Su Gabriele D’Annunzio si è scritto tanto, tantissimo e — almeno nella produzione più recente — non sempre con esiti felici. Ai più, il “vate” pescarese rimane una figura inafferrabile e, spesso, incomprensibile. Uomo dalle troppe vite — poeta, letterato, autore teatrale ma anche rubacuori seriale e spendaccione compulsivo e poi oratore, uomo d’arme, condottiero “disobbediente” e, infine, icona malmostosa del regime mussoliniano — D’Annunzio è e resta un rebus avvolto in un enigma, un tavolo di lavoro sempre aperto.

Su queste coordinate si muove “Venti radiosi giorni”,  (Il Cerchio, Rimini 2024. Pp. 120, euro 20.00) l’interessante quanto stimolante lavoro di Gianluca Kamal dedicato ad un passaggio centrale della saga dannunziana, quella manciata di giorni che imprimeranno all’Italia intera un’accelerazione storica drastica quanto radicale. Defintiva. Come ricostruisce l’autore, tra il 5 e il 24 maggio 1915 il dandy raffinato — l’homme couvert de femmes… — si trasforma, per uno straordinario e irripetibile concatenarsi d’eventi, in una sorta d’annunciatore mistico di un sentimento minoritario ma sempre più potente e diffuso che trascina, nel segno di una “rigenerazione morale”, l’Italietta liberale e neutralista nelle “tempeste d’acciaio” del conflitto mondiale.

Sulla base di un lavoro di ricerca minuzioso e accurato, Kamal ripercorre quelle giornate fatidiche partendo dal discorso di Quarto, l’appuntamento genovese in onore dell’impresa dei Mille. Circondato da una folla entusiasta, una volta giunto davanti al monumento a Garibaldi, il poeta diventa il Messia laico di quell’“Italia più grande” che verrà costruita dal sacrificio dei “beati di cuore”, di quelli che una volta “ritornanti con le vittorie, vedranno il viso novello di Roma”. L’appello di Quarto accende un grandioso quanto contradditorio fuoco di passioni e tormenti in tutto lo Stivale, portando D’Annunzio sino a Roma dove in Parlamento si consumerà l’ultima tappa: la dichiarazione di guerra all’Austria Ungheria.

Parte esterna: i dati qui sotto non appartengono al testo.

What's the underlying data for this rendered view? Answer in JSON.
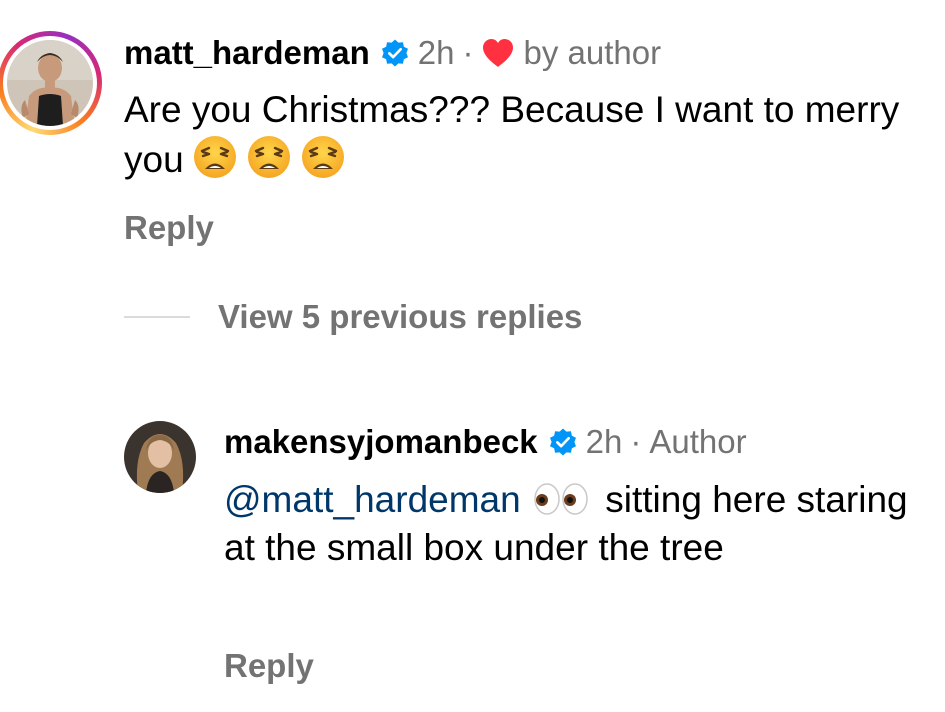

Nell’indagare le settimane precedenti, l’autore però non ignora — riprendendo le lezioni di Renzo De Felice e Eugenio Di Rienzo — le convergenze dell’”esteta armato” con i poteri emergenti o già consolidati. A volere la guerra — all’apparenza solo una passeggiata militare di pochi mesi, forse un anno; la realtà delle trincee invece fu inaspetta e terribile… — non vi sono solo gli irredentisti, i vociani, i futuristi, i socialisti di Mussolini e i sindacalisti di Corridoni, ma anche la monarchia, il direttore del Corriere della Sera Albertini (portavoce degli industriali del Nord), le Forze Armate e, specialmente, la Regia Marina e, ovviamente, la massoneria. Un complesso politico-economico con cui il “vate” — rivelando inattese capacità politiche — si confronta e si destreggia costantemente e  —sorprendentemente, come poi a Fiume — con raziocinio e calcolo; una facenda entusiasmamente ma a tratti opaca che Kamal, con scrittura elegante, sa richiamare, alternando gli struggimenti di D’Annunzio con i secchi estratti dei comunicati ufficiali e le cronache giornalistiche dell’epoca.

Insomma, un’ottima prova che attende d’essere completata con un’altra, questa volta più articolata nel tempo. Del resto D’Annunzio ha ancora molti segreti da svelare e tante sorprese da rivelare.